The analysts of Suisse raised the price target on McDonald’s (MCD) stock to $100 per share, an increment that was made by $1. On the other hand, the firm also ended up given a ‘neutral’ rating to the company.
However, the equity company does not seem to be satisfied with the kind of management plans that McDonald’s restaurant has been recently seen carrying out after the serious crisis that it was thrown into. The equity firm believes that the steps that were needed to pull the fast food chain out of the troublesome times were not taken correctly, something that ended up being a disappointment for the analysts and investors who thought that the company is going to turn it around and walk out of the difficult times easily. The food company did not do much to make its performance better which made the analysts believe that if no proper strategies are followed, majority of the investors will be reluctant to be a part of the stock of the firm.
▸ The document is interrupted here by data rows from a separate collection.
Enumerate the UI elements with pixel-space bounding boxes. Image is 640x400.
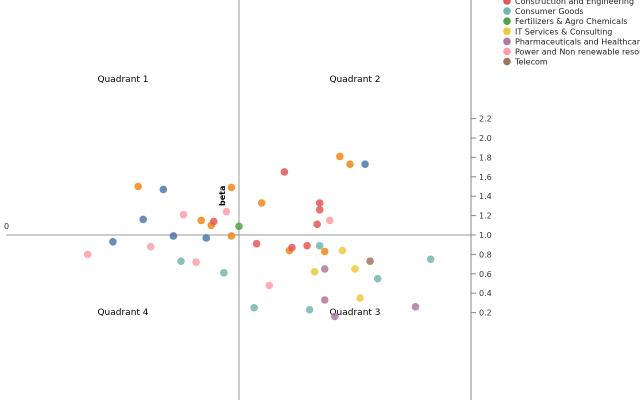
legend-swatch — [503, 47, 511, 56]
scatter-point[interactable] — [303, 241, 311, 250]
scatter-point[interactable] — [411, 302, 420, 311]
scatter-point[interactable] — [361, 160, 369, 168]
scatter-point[interactable] — [252, 239, 261, 248]
x-axis-zero-label: 0 — [4, 222, 9, 231]
scatter-point[interactable] — [346, 160, 354, 168]
scatter-point[interactable] — [280, 168, 289, 176]
scatter-point[interactable] — [310, 268, 319, 276]
legend-label: IT Services & Consulting — [515, 27, 612, 36]
scatter-point[interactable] — [250, 303, 258, 312]
scatter-point[interactable] — [356, 294, 364, 302]
scatter-point[interactable] — [265, 281, 274, 290]
y-axis-ticks: 0.2 0.4 0.6 0.8 1.0 1.2 1.4 1.6 1.8 2.0 2.2 — [471, 115, 492, 318]
scatter-point[interactable] — [177, 257, 185, 265]
legend-swatch — [503, 0, 511, 5]
quadrant-label-4: Quadrant 4 — [97, 308, 148, 318]
scatter-point[interactable] — [227, 232, 236, 240]
y-tick-label: 1.2 — [479, 212, 492, 221]
scatter-point[interactable] — [109, 237, 117, 246]
scatter-point[interactable] — [373, 274, 382, 283]
legend-swatch — [503, 37, 511, 46]
y-tick-label: 0.2 — [479, 309, 492, 318]
legend-label: Telecom — [514, 58, 548, 67]
y-tick-label: 1.0 — [479, 231, 492, 240]
scatter-point[interactable] — [313, 220, 321, 229]
y-tick-label: 1.6 — [479, 173, 492, 182]
quadrant-label-3: Quadrant 3 — [329, 308, 380, 318]
scatter-point[interactable] — [209, 217, 218, 226]
y-tick-label: 1.4 — [479, 192, 492, 201]
y-tick-label: 0.4 — [479, 289, 492, 298]
axes-group — [6, 0, 472, 400]
legend-label: Power and Non renewable resources — [515, 48, 640, 57]
legend-swatch — [503, 27, 511, 36]
scatter-point[interactable] — [202, 234, 211, 242]
scatter-point[interactable] — [146, 242, 155, 251]
y-tick-label: 1.8 — [479, 153, 492, 162]
y-tick-label: 0.6 — [479, 270, 492, 279]
scatter-point[interactable] — [235, 222, 243, 231]
legend-swatch — [503, 17, 511, 26]
scatter-point[interactable] — [366, 257, 374, 265]
scatter-point[interactable] — [139, 215, 147, 224]
scatter-point[interactable] — [192, 258, 200, 266]
scatter-point[interactable] — [220, 269, 228, 277]
scatter-point[interactable] — [288, 243, 296, 252]
quadrant-label-1: Quadrant 1 — [97, 75, 148, 85]
scatter-point[interactable] — [315, 205, 324, 214]
y-tick-label: 2.2 — [479, 115, 492, 124]
legend-label: Pharmaceuticals and Healthcare — [515, 37, 640, 46]
y-tick-label: 2.0 — [479, 134, 492, 143]
scatter-point[interactable] — [338, 246, 347, 255]
scatter-point[interactable] — [315, 241, 324, 250]
scatter-point[interactable] — [83, 250, 92, 259]
scatter-point[interactable] — [169, 232, 178, 240]
quadrant-labels: Quadrant 1 Quadrant 2 Quadrant 3 Quadrant 4 — [97, 75, 380, 318]
quadrant-label-2: Quadrant 2 — [329, 75, 380, 85]
scatter-point[interactable] — [331, 312, 339, 321]
y-axis-title: beta — [218, 186, 227, 206]
y-tick-label: 0.8 — [479, 250, 492, 259]
scatter-point[interactable] — [197, 216, 205, 225]
scatter-point[interactable] — [325, 216, 334, 225]
scatter-point[interactable] — [134, 182, 142, 191]
scatter-point[interactable] — [351, 265, 359, 273]
scatter-point[interactable] — [222, 207, 231, 216]
scatter-point[interactable] — [315, 199, 324, 207]
scatter-point[interactable] — [257, 199, 266, 207]
legend-label: Fertilizers & Agro Chemicals — [515, 17, 627, 26]
scatter-point[interactable] — [426, 255, 435, 264]
legend-label: Construction and Engineering — [515, 0, 634, 6]
data-points — [83, 152, 435, 321]
scatter-point[interactable] — [320, 265, 329, 273]
legend-swatch — [503, 7, 511, 15]
scatter-point[interactable] — [179, 210, 188, 219]
legend-label: Consumer Goods — [515, 7, 584, 16]
scatter-point[interactable] — [305, 305, 314, 314]
scatter-point[interactable] — [320, 247, 329, 256]
scatter-point[interactable] — [320, 296, 329, 304]
scatter-point[interactable] — [159, 185, 168, 194]
scatter-point[interactable] — [227, 183, 236, 192]
legend-swatch — [503, 57, 511, 66]
scatter-point[interactable] — [336, 152, 344, 161]
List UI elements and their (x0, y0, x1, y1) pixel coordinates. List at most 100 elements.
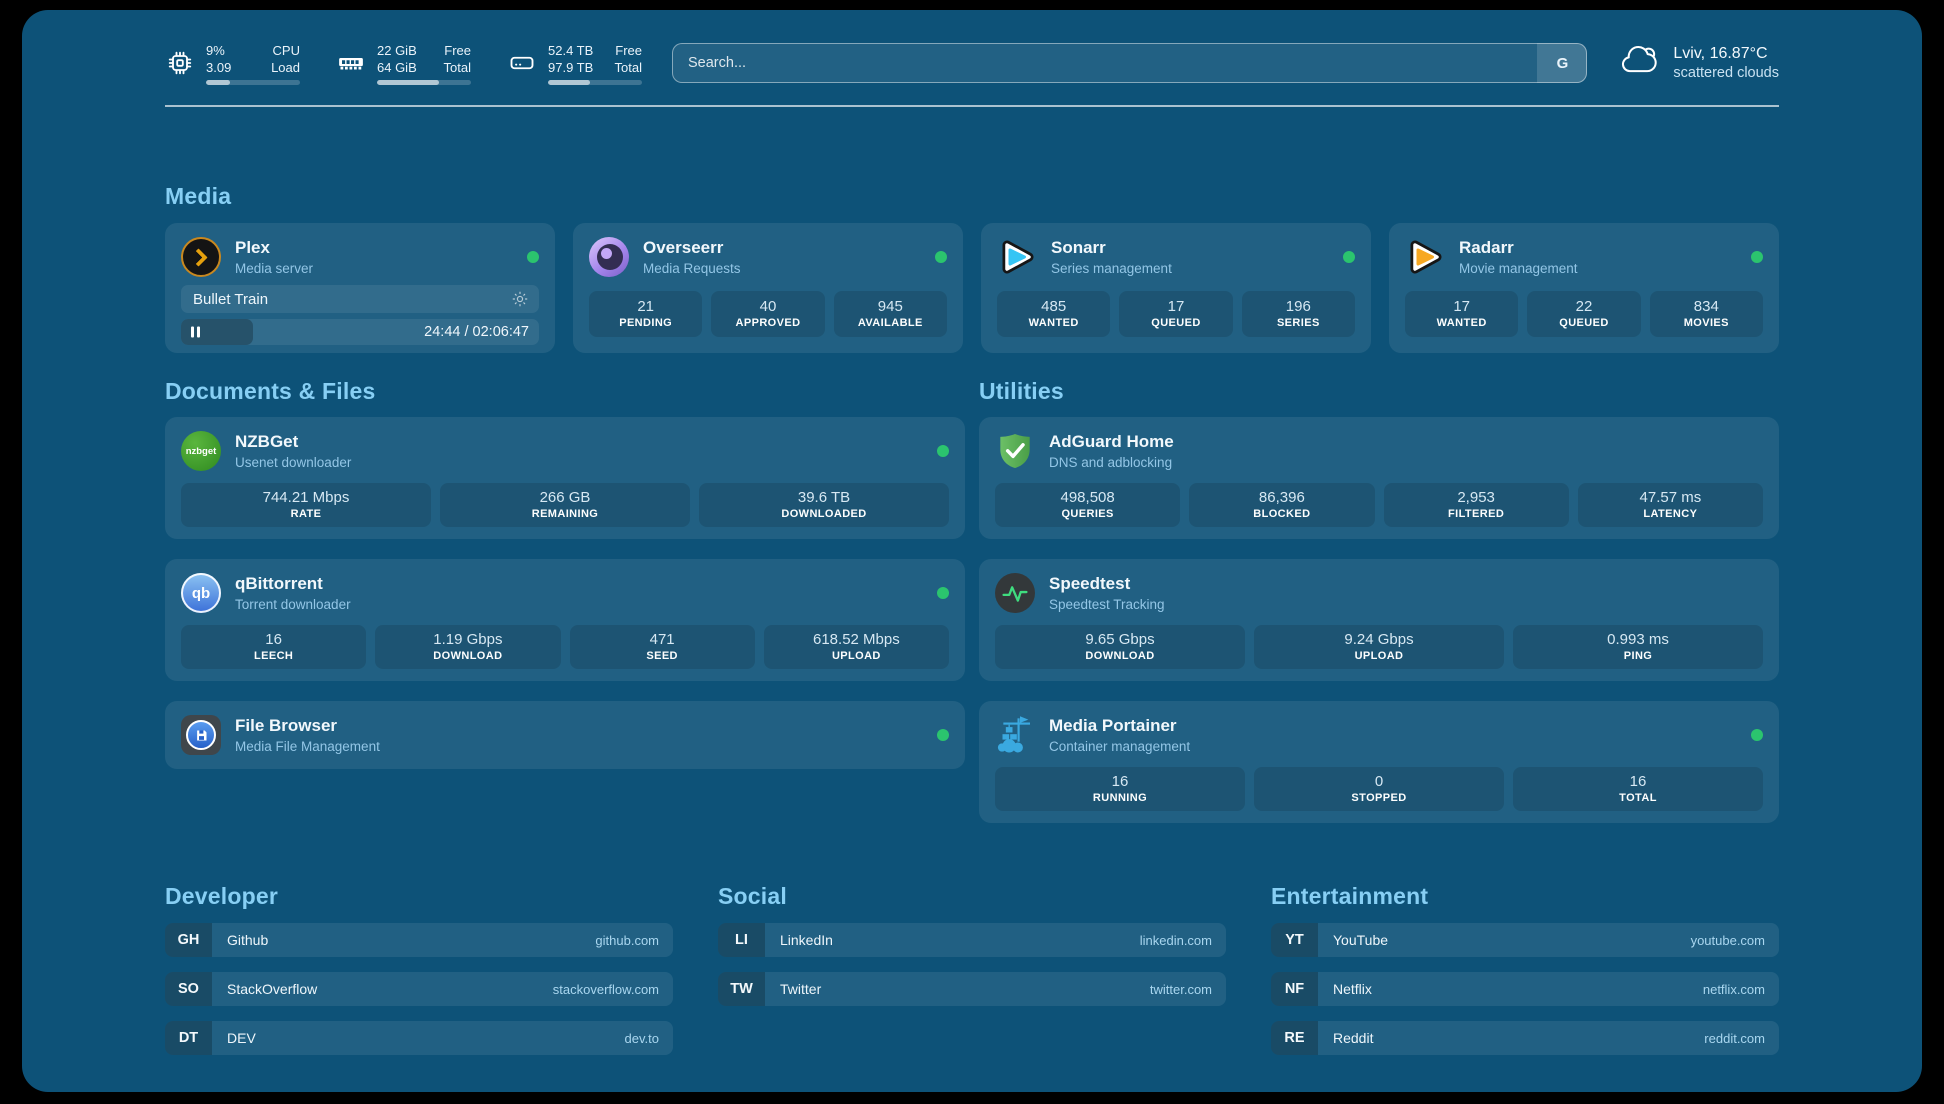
card-subtitle: Media File Management (235, 738, 380, 754)
bookmark-stackoverflow[interactable]: SO StackOverflow stackoverflow.com (165, 972, 673, 1006)
stat-box: 471 SEED (569, 625, 755, 669)
disk-icon (507, 48, 537, 78)
search-provider-button[interactable]: G (1537, 43, 1588, 83)
bookmark-name: Github (227, 932, 269, 948)
radarr-icon (1405, 237, 1445, 277)
stat-box: 17 WANTED (1405, 291, 1519, 337)
now-playing-title: Bullet Train (193, 290, 269, 308)
filebrowser-card[interactable]: File Browser Media File Management (165, 701, 965, 769)
stat-box: 1.19 Gbps DOWNLOAD (375, 625, 561, 669)
radarr-card[interactable]: Radarr Movie management 17 WANTED 22 QUEUE… (1389, 223, 1779, 353)
status-dot-online (1751, 251, 1763, 263)
now-playing-row: Bullet Train (181, 285, 539, 313)
stat-box: 744.21 Mbps RATE (181, 483, 431, 527)
bookmark-abbr: LI (718, 923, 765, 957)
plex-card[interactable]: Plex Media server Bullet Train (165, 223, 555, 353)
card-subtitle: Torrent downloader (235, 596, 351, 612)
section-title-utilities: Utilities (979, 378, 1064, 404)
card-subtitle: Usenet downloader (235, 454, 352, 470)
card-subtitle: Movie management (1459, 260, 1578, 276)
stat-box: 498,508 QUERIES (995, 483, 1181, 527)
playback-time: 24:44 / 02:06:47 (424, 324, 529, 340)
pause-icon[interactable] (191, 326, 200, 338)
search-input[interactable] (672, 43, 1588, 83)
stat-box: 196 SERIES (1241, 291, 1355, 337)
bookmark-youtube[interactable]: YT YouTube youtube.com (1271, 923, 1779, 957)
qbittorrent-icon: qb (181, 573, 221, 613)
overseerr-card[interactable]: Overseerr Media Requests 21 PENDING 40 APP… (573, 223, 963, 353)
stat-box: 16 RUNNING (995, 767, 1245, 811)
stat-box: 16 LEECH (181, 625, 367, 669)
card-title: Plex (235, 237, 270, 257)
section-title-social: Social (718, 883, 787, 909)
bookmark-abbr: RE (1271, 1021, 1318, 1055)
card-title: qBittorrent (235, 573, 323, 593)
portainer-icon (995, 715, 1035, 755)
speedtest-card[interactable]: Speedtest Speedtest Tracking 9.65 Gbps DO… (979, 559, 1779, 681)
qbittorrent-card[interactable]: qb qBittorrent Torrent downloader 16 LEEC… (165, 559, 965, 681)
stat-box: 17 QUEUED (1119, 291, 1233, 337)
search-bar: G (672, 43, 1588, 83)
bookmark-name: Reddit (1333, 1030, 1374, 1046)
card-subtitle: Container management (1049, 738, 1191, 754)
stat-box: 0.993 ms PING (1513, 625, 1763, 669)
stat-box: 22 QUEUED (1527, 291, 1641, 337)
gear-icon[interactable] (511, 290, 529, 308)
status-dot-online (935, 251, 947, 263)
sonarr-icon (997, 237, 1037, 277)
status-dot-online (1343, 251, 1355, 263)
bookmark-abbr: TW (718, 972, 765, 1006)
bookmark-name: Twitter (780, 981, 822, 997)
weather-location-temp: Lviv, 16.87°C (1673, 44, 1768, 62)
adguard-card[interactable]: AdGuard Home DNS and adblocking 498,508 Q… (979, 417, 1779, 539)
status-dot-online (527, 251, 539, 263)
status-dot-online (937, 729, 949, 741)
bookmark-github[interactable]: GH Github github.com (165, 923, 673, 957)
cpu-progress-bar (206, 79, 300, 85)
section-title-developer: Developer (165, 883, 279, 909)
card-title: Overseerr (643, 237, 724, 257)
bookmark-dev[interactable]: DT DEV dev.to (165, 1021, 673, 1055)
filebrowser-icon (181, 715, 221, 755)
stat-box: 266 GB REMAINING (440, 483, 690, 527)
disk-total-label: Total (614, 59, 642, 75)
card-title: Radarr (1459, 237, 1514, 257)
card-title: File Browser (235, 715, 338, 735)
stat-box: 9.65 Gbps DOWNLOAD (995, 625, 1245, 669)
disk-total-value: 97.9 TB (548, 59, 594, 75)
card-title: AdGuard Home (1049, 431, 1174, 451)
stat-box: 16 TOTAL (1513, 767, 1763, 811)
card-title: Sonarr (1051, 237, 1106, 257)
disk-resource: 52.4 TB Free 97.9 TB Total (507, 42, 642, 85)
sonarr-card[interactable]: Sonarr Series management 485 WANTED 17 QUE… (981, 223, 1371, 353)
nzbget-card[interactable]: nzbget NZBGet Usenet downloader 744.21 M… (165, 417, 965, 539)
section-title-documents: Documents & Files (165, 378, 376, 404)
stat-box: 47.57 ms LATENCY (1577, 483, 1763, 527)
bookmark-netflix[interactable]: NF Netflix netflix.com (1271, 972, 1779, 1006)
playback-progress-bar[interactable]: 24:44 / 02:06:47 (181, 319, 539, 345)
stat-box: 40 APPROVED (711, 291, 825, 337)
bookmark-name: YouTube (1333, 932, 1389, 948)
cpu-icon (165, 48, 195, 78)
stat-box: 86,396 BLOCKED (1189, 483, 1375, 527)
disk-progress-bar (548, 79, 642, 85)
bookmark-url: github.com (595, 932, 659, 948)
bookmark-abbr: DT (165, 1021, 212, 1055)
bookmark-name: StackOverflow (227, 981, 318, 997)
cpu-label: CPU (272, 42, 300, 58)
portainer-card[interactable]: Media Portainer Container management 16 R… (979, 701, 1779, 823)
bookmark-name: DEV (227, 1030, 256, 1046)
bookmark-abbr: GH (165, 923, 212, 957)
card-subtitle: Series management (1051, 260, 1172, 276)
system-resources: 9% CPU 3.09 Load 22 (165, 42, 642, 85)
bookmark-reddit[interactable]: RE Reddit reddit.com (1271, 1021, 1779, 1055)
bookmark-url: stackoverflow.com (552, 981, 659, 997)
bookmark-name: LinkedIn (780, 932, 833, 948)
stat-box: 945 AVAILABLE (833, 291, 947, 337)
weather-widget[interactable]: Lviv, 16.87°C scattered clouds (1617, 39, 1779, 88)
stat-box: 39.6 TB DOWNLOADED (699, 483, 949, 527)
bookmark-twitter[interactable]: TW Twitter twitter.com (718, 972, 1226, 1006)
bookmark-linkedin[interactable]: LI LinkedIn linkedin.com (718, 923, 1226, 957)
memory-free-value: 22 GiB (377, 42, 417, 58)
plex-icon (181, 237, 221, 277)
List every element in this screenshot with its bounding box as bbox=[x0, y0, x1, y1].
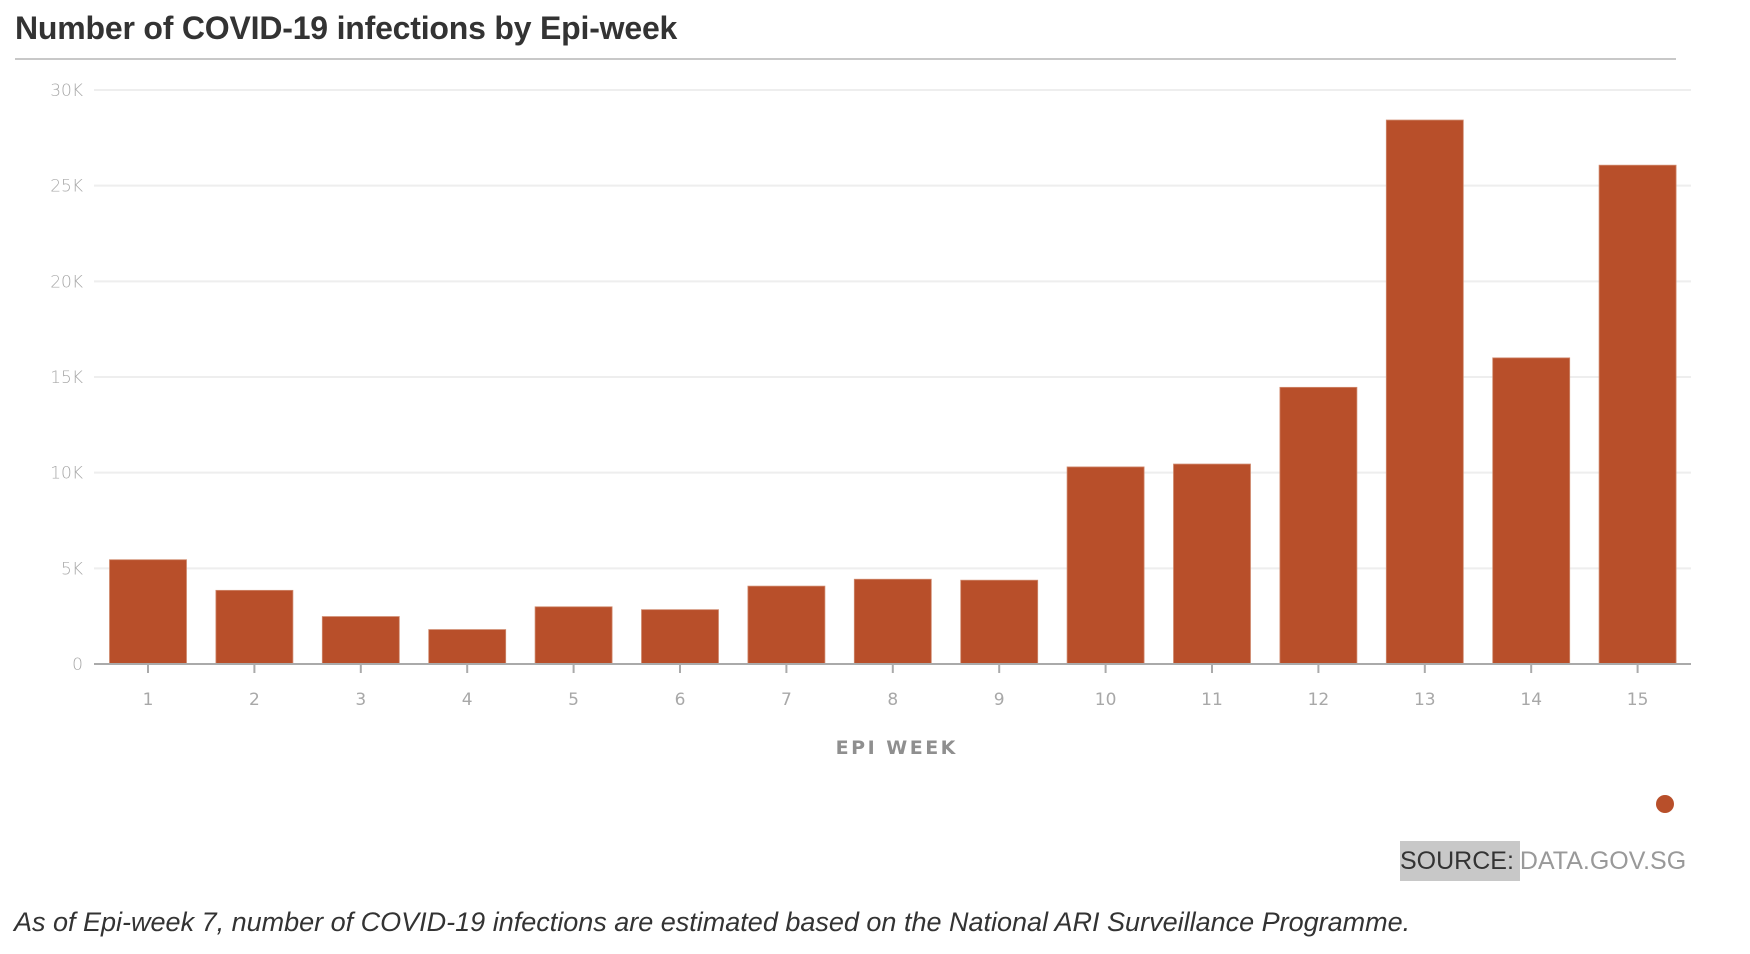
x-tick-label: 14 bbox=[1520, 690, 1542, 710]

Even though the analysts at Suisse believe that McDonald’s plans to bring about a change seem to be just about right, but the fact that these plans are not as big as what is needed right now is what is going to put it in trouble. Adding to the misery of the investors, the company has not been very clear about when and how it is going to carry out the plans that are much needed for the recovery of the losses so far witnessed.
As for the consensus ratings of analysts on the company’s activities, most of them have suggested a ‘neutral’ rating to the shares. According to Bloomberg, around 22 analysts have presented a ‘hold’ rating to the shares while eight financial firms have granted a ‘buy’ rating to the shares of the fast-food chain firm.